Die verschieden langen Fragmente lagern sich hintereinander an und erreichen nach und nach das Ende der Kapillare. An diesem Ende ist ein Laser installiert, welcher die an die Abbruchnukleotide gekoppelten Farbstoffe zur Fluoreszenz anregt, sodass ein Detektor die entsprechende Farbe aufnehmen kann. Da jedes Fragment nur ein einziges ddNTP verbaut hat, leuchtet jedes Fragment nur in der Farbe der entsprechenden Base des ddNTP´s. Jede detektierte Farbe wird wie ein Strichcode von einem Computerprogramm abgespeichert und in die entsprechende Base umgeschrieben, für welche die jeweilige Farbe steht. Da die so erhaltene Basensequenz den neu synthetisierten Strang beschreibt, müssen die Basen abschließend noch in die komplementäre Sequenz übersetzt werden.
Bei den bei einer normalen PCR verwendeten freien Nukleotiden handelt es sich um dNTP´s, also Desoxyribonukleosidtriphosphate. "Desoxyribo-" steht für den verbauten Zucker, die Desoxyribose, während die Bezeichnung "Desoxyribonukleosid-" die Einheit aus einem Desoxyribose-Molekül mit einer der vier Basen bezeichnet. Das angehängte "-triphosphat" steht für drei Phosphatgruppen.
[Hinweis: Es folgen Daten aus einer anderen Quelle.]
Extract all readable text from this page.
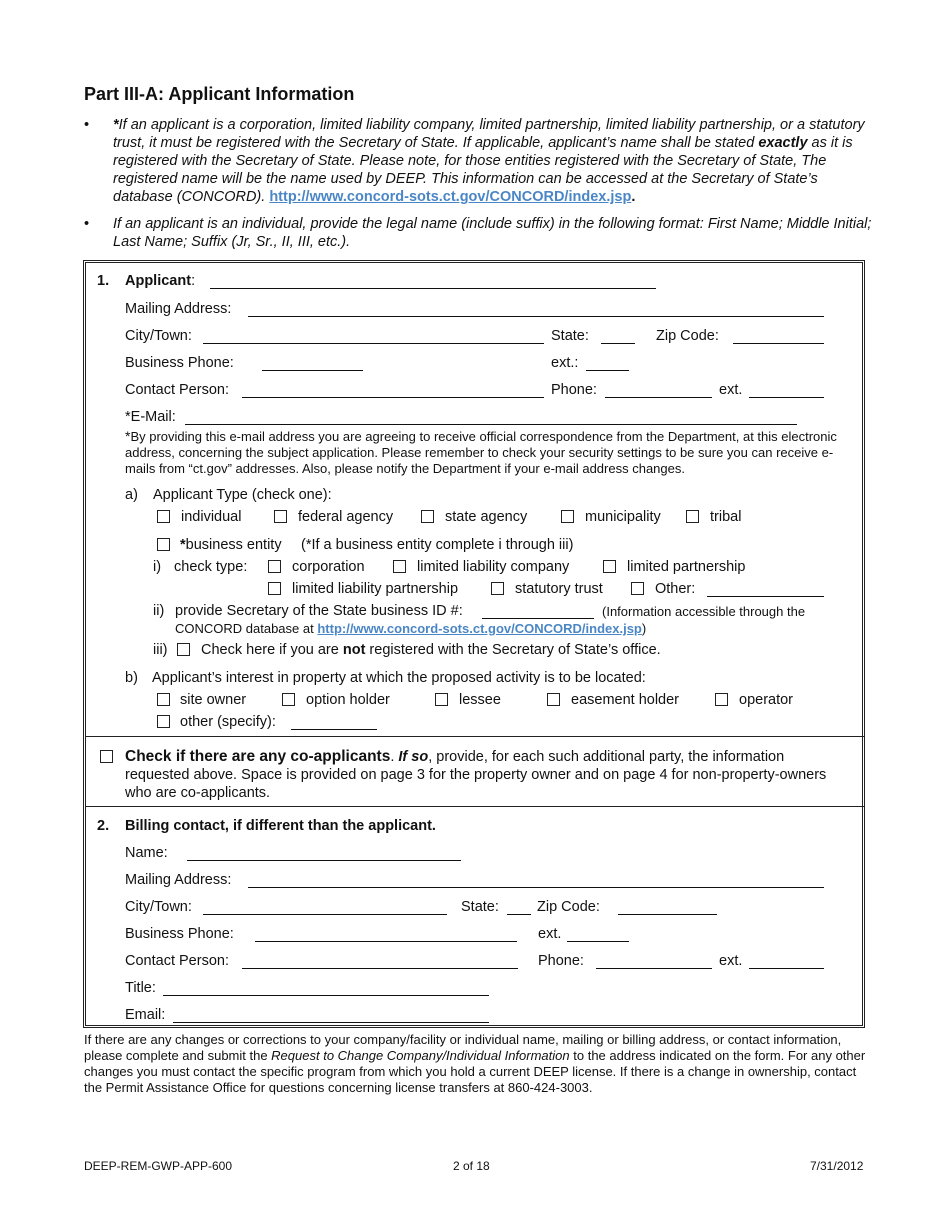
Part III-A: Applicant Information
• *If an applicant is a corporation, limited liability company, limited partnership, limited liability partnership, or a statutory trust, it must be registered with the Secretary of State. If applicable, applicant’s name shall be stated exactly as it is registered with the Secretary of State. Please note, for those entities registered with the Secretary of State, The registered name will be the name used by DEEP. This information can be accessed at the Secretary of State’s database (CONCORD). http://www.concord-sots.ct.gov/CONCORD/index.jsp.
• If an applicant is an individual, provide the legal name (include suffix) in the following format: First Name; Middle Initial; Last Name; Suffix (Jr, Sr., II, III, etc.).
1. Applicant:
Mailing Address:
City/Town:	State:	Zip Code:
Business Phone:	ext.:
Contact Person:	Phone:	ext.
*E-Mail:
*By providing this e-mail address you are agreeing to receive official correspondence from the Department, at this electronic address, concerning the subject application. Please remember to check your security settings to be sure you can receive e-mails from “ct.gov” addresses. Also, please notify the Department if your e-mail address changes.
a) Applicant Type (check one):
individual	federal agency	state agency	municipality	tribal
*business entity (*If a business entity complete i through iii)
i) check type:	corporation	limited liability company	limited partnership
limited liability partnership	statutory trust	Other:
ii) provide Secretary of the State business ID #:	(Information accessible through the
CONCORD database at http://www.concord-sots.ct.gov/CONCORD/index.jsp)
iii) Check here if you are not registered with the Secretary of State’s office.
b) Applicant’s interest in property at which the proposed activity is to be located:
site owner	option holder	lessee	easement holder	operator
other (specify):
Check if there are any co-applicants. If so, provide, for each such additional party, the information requested above. Space is provided on page 3 for the property owner and on page 4 for non-property-owners who are co-applicants.
2. Billing contact, if different than the applicant.
Name:
Mailing Address:
City/Town:	State:	Zip Code:
Business Phone:	ext.
Contact Person:	Phone:	ext.
Title:
Email:
If there are any changes or corrections to your company/facility or individual name, mailing or billing address, or contact information, please complete and submit the Request to Change Company/Individual Information to the address indicated on the form. For any other changes you must contact the specific program from which you hold a current DEEP license. If there is a change in ownership, contact the Permit Assistance Office for questions concerning license transfers at 860-424-3003.
DEEP-REM-GWP-APP-600	2 of 18	7/31/2012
Die gesamte Einheit von Zucker, Base und Phosphatgruppen nennt sich allgemein Nukleotid.
Im Rückgrat der DNA wechseln sich Desoxyribose und Phosphat wie eine Perlenkette ab. Folglich müssen beim Einbau eines dNTP´s von einer Polymerase zwei Phosphatgruppen abgespalten werden. Die bei der Abspaltung dieser beiden Phosphatgruppen freiwerdende Energie wird verwendet, um die einzelnen Nukleotide chemisch miteinander zu verbinden.
Die markierten Abbruchnukleotide (ddNTP´s) sind modifizierte dNTP´s und chemisch in zweierlei Hinsicht verändert:
Zum einen ist in ihnen der Zucker Didesoxyribose anstelle der natürlichen Desoxyribose verbaut. Durch diese chemische Modifikation wird eine der Bindungsstellen blockiert, über welche sich normalerweise das Desoxyribose-Phosphat-Rückgrat der DNA verknüpfen würde. Da eine weitere Verknüpfung verhindert wird, hat dies zur Folge, dass die Taq-Polymerase an ein ddNTP kein weiteres dNTP oder ddNTP mehr anhängen kann.
Zum anderen sind die ddNTP´s chemisch durch einen Fluoreszenzfarbstoff markiert. Jedem ddNTP-Molekül der vier verschiedenen Basen (also ddATP, ddGTP, ddCTP und ddTTP) ist eine von vier verschiedenen Farben der Fluoreszenzfarbstoffe zugeordnet (meist blau, grün, gelb und rot).